Prepare Pecan Chicken. Combine chicken and buttermilk in a large zip-top bag and place in refrigerator for 4-6 hours.
Pour 1 inch of Vegetable oil in a large, deep skillet or sauté pan. Heat oil to 350 degrees.
Place pecans in a food processor and process until finely chopped. Place in a pie plate and combine with flour and 2 teaspoons salt.
Remove chicken from buttermilk and discard buttermilk. Dredge chicken in pecan-flour mixture, turning to coat both sides well.
Fry in oil 6 to 7 minutes per side, or until cooked through. Place on wire rack to drain off oil. Keep warm.

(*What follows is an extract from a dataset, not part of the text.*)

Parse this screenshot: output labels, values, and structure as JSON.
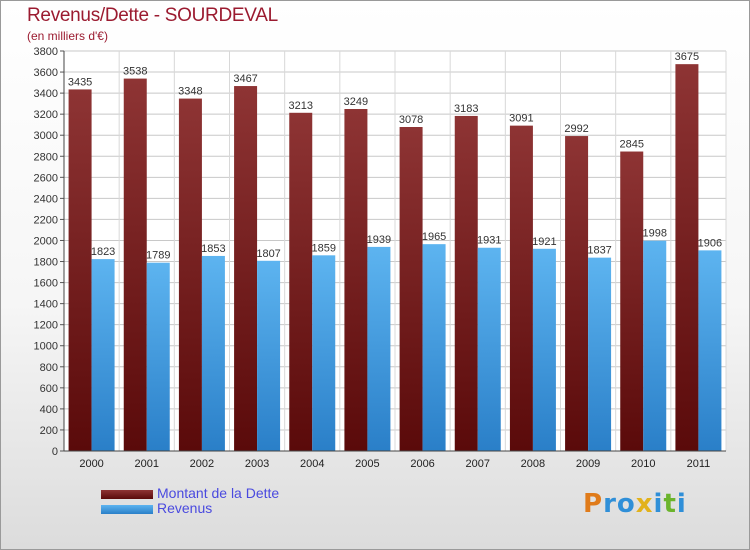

Prepare Maple Bourbon Gravy. Cook bacon in a large saucepan over medium heat until crispy. Place bacon on paper towels. And crumble once cooled.
Add shallots to bacon drippings and sauté over medium heat for 2 minutes. Stir in flour and cook, stirring continuously for 2 minutes.
Whisk in maple syrup, Creole mustard, bourbon, Dijon mustard, salt, black pepper, and cayenne pepper.
Cook and stir for 3 minutes. Gradually whisk in cream. Bring to a simmer over medium heat and cook, stirring frequently for 5 to 8 minutes, or until thickened. If too thick, thin with a little milk.
To serve, top chicken with gravy and sprinkle with bacon crumbs.